Kapitalerhöhung: Erhöhung innerhalb des Kapitalbandes
KURZ ZUSAMMENGEFASST
Sobald das Kapitalband in den Statuten verankert ist, kann der Verwaltungsrat eigenständig eine Kapitalerhöhung beschliessen und durchführen. Dieser Prozess ersetzt die Einberufung einer Generalversammlung und beschleunigt die Reaktion auf Marktchancen erheblich. Der Verwaltungsrat legt die Emissionsparameter fest, die Investoren zeichnen die Aktien, und nach der Liberierung wird die Kapitalerhöhung im Handelsregister eingetragen, womit die neuen Aktien rechtswirksam entstehen.
Die wichtigsten Punkte:
- Der Verwaltungsrat ist allein zuständig für den Erhöhungsbeschluss innerhalb des Kapitalbandes.
- Der Beschluss muss öffentlich beurkundet und innert sechs Monaten beim Handelsregister angemeldet werden.
- Es empfiehlt sich, im Erhöhungsbeschluss nur einen Maximalbetrag anzugeben, um das Volumen flexibel anzupassen.
- Nach der Erhöhung sind die Details im Anhang der Jahresrechnung offenzulegen.

Passende Arbeitshilfen
Wie führt ein Verwaltungsrat eine Kapitalerhöhung innerhalb des Kapitalbandes durch?

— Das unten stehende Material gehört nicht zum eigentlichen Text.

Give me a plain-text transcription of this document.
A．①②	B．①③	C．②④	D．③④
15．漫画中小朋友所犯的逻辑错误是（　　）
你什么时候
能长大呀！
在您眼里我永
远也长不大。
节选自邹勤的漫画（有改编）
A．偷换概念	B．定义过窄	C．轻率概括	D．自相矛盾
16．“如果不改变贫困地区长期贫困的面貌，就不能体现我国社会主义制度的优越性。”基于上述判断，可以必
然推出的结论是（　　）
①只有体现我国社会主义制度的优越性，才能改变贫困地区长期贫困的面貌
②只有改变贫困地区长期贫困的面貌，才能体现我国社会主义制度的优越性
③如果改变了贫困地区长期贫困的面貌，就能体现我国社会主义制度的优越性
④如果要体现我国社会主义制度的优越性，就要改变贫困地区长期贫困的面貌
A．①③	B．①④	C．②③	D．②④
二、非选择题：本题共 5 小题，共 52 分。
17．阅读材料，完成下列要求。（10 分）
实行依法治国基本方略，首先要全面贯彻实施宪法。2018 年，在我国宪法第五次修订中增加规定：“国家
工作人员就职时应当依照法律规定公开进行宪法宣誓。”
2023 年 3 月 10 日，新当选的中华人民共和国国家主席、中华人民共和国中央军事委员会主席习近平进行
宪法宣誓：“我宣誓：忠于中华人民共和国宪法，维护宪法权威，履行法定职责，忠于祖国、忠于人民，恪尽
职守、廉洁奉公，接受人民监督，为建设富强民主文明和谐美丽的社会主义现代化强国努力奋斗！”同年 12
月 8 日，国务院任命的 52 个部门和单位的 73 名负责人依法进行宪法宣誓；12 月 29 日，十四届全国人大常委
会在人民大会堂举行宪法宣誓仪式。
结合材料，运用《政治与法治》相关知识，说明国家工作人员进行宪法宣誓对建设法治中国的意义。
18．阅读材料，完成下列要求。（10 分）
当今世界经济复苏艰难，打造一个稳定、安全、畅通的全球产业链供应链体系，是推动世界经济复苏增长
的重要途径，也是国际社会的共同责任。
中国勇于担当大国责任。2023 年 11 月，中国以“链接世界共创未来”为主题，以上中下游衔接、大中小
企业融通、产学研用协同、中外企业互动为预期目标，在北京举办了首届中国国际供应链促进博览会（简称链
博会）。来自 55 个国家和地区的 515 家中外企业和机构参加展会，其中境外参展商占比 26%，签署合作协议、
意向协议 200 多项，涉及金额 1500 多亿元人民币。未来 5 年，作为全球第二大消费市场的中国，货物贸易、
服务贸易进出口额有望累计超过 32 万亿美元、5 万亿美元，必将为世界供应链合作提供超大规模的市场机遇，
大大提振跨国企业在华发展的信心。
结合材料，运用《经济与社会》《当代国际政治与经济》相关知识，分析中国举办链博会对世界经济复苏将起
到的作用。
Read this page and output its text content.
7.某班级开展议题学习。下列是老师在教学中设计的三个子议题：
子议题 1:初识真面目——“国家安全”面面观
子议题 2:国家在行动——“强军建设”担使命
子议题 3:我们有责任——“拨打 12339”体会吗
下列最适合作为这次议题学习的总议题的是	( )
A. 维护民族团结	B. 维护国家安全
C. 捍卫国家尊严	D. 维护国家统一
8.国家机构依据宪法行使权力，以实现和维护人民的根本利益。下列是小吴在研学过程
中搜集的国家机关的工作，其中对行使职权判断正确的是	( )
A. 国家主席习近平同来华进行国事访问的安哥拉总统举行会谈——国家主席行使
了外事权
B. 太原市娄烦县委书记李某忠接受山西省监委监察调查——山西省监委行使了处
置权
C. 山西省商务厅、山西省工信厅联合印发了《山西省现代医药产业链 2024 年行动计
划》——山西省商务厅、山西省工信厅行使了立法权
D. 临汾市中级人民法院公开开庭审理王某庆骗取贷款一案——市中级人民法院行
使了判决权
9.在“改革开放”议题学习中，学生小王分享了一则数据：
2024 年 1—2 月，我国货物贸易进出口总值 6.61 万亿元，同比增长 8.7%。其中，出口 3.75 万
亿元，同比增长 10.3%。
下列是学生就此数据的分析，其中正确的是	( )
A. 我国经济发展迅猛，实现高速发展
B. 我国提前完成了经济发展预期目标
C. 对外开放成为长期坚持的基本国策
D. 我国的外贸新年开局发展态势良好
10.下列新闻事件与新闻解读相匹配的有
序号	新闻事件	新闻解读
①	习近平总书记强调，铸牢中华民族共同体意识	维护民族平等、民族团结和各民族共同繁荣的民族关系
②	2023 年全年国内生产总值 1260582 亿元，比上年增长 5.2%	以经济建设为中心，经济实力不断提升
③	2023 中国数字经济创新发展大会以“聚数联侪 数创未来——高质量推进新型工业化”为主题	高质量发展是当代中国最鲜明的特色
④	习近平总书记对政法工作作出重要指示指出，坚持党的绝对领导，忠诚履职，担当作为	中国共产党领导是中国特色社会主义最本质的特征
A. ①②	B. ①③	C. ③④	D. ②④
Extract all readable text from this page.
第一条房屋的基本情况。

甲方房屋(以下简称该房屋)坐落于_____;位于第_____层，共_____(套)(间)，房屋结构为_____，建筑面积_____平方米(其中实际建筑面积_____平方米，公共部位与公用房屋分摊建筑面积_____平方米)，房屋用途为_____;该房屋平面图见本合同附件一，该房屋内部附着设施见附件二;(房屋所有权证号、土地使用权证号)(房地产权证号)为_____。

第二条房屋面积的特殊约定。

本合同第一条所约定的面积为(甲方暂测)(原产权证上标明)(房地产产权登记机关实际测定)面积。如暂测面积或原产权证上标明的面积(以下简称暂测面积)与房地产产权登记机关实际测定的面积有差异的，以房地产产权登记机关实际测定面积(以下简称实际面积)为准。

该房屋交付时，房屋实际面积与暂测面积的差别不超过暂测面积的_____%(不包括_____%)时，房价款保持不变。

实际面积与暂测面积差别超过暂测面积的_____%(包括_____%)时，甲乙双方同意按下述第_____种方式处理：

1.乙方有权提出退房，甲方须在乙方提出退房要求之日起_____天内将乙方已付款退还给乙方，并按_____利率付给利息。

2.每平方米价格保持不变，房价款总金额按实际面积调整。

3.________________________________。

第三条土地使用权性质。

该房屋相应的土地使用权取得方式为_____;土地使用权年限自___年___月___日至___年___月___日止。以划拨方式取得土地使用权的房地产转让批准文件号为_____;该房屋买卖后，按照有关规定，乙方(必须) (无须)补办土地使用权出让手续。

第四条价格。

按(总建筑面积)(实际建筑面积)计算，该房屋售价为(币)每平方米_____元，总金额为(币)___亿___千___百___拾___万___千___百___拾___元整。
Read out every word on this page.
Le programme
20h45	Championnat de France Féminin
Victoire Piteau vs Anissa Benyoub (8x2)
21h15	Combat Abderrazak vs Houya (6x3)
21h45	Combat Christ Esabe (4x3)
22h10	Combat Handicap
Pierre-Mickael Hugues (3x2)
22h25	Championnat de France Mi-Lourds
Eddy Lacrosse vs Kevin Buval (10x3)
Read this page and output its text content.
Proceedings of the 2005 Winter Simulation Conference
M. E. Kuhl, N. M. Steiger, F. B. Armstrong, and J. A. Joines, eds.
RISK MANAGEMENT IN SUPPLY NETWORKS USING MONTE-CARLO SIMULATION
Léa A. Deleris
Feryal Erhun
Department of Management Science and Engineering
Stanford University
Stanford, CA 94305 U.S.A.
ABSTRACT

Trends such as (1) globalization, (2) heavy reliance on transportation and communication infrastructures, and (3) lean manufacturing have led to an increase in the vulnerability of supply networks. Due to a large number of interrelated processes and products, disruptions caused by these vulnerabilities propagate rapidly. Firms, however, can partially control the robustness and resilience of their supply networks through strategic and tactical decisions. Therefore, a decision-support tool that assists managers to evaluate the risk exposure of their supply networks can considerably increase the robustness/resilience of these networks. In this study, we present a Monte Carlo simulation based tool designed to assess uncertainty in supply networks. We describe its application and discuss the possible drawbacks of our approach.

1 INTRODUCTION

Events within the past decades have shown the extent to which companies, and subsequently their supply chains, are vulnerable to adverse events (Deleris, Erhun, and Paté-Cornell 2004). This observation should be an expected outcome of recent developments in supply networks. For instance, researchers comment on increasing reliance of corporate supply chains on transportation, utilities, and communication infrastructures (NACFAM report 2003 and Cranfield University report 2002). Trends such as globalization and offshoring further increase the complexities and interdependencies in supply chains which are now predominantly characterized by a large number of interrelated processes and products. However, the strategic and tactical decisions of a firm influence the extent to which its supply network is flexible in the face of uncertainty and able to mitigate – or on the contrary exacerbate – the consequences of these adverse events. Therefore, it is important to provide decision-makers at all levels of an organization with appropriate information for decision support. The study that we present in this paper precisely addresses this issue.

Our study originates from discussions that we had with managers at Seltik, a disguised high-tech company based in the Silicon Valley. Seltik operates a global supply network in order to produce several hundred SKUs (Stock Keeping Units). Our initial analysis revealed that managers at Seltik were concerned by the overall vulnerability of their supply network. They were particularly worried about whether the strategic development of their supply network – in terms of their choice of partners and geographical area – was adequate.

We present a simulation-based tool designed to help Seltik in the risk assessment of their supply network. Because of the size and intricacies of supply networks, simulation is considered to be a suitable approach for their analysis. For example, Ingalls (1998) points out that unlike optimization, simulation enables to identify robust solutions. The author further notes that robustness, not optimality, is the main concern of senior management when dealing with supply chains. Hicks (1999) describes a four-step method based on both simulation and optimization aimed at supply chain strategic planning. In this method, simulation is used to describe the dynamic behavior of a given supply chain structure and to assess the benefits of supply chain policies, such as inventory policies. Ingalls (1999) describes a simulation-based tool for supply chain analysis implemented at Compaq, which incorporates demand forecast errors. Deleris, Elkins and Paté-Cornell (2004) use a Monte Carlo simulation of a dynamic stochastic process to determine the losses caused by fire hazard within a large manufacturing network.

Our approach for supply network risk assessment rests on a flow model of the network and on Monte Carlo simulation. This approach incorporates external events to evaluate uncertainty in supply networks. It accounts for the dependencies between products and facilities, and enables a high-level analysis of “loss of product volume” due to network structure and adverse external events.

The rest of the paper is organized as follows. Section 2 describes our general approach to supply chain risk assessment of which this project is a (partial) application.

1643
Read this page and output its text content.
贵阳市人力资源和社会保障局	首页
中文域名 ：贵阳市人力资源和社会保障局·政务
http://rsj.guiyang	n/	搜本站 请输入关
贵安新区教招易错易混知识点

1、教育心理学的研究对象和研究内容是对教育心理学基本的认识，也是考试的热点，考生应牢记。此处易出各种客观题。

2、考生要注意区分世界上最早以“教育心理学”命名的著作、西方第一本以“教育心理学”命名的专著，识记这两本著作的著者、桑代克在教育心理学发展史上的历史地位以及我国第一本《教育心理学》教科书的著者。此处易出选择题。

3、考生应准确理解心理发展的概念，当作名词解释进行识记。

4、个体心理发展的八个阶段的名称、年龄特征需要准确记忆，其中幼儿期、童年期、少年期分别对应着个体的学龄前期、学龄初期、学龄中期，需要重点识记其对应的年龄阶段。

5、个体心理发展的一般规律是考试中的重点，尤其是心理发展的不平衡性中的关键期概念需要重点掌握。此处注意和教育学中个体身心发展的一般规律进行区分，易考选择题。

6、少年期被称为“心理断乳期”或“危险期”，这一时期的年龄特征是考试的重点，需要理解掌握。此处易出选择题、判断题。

Wie ist die Kapitalerhöhung festzulegen?
Nennbetrag der Erhöhung innerhalb der vom Kapitalband vorgegebenen Grenzen; Anzahl, Nennwert und Art der neuen Aktien; Ausgabepreis und Beginn der Dividendenberechtigung; allfällige Einschränkungen des Bezugsrechts, sofern die Aktionäre ihm diese Delegation ausdrücklich eingeräumt haben etc. Auch dieser Beschluss ist alsdann im Handelsregister mit dem Vollzugsbeschluss und den weiteren Beilagen einzutragen (Art. 59b Abs. 1 HRegV ), wobei die Anmeldung beim Handelsregisteramt und damit der Vollzug der Kapitalveränderung (analog zur Regelung bei der GV) wiederum innert sechs Monaten seit diesem Kapitalerhöhungsbeschluss stattzufinden hat (Art. 650 Abs. 3 OR per analogiam).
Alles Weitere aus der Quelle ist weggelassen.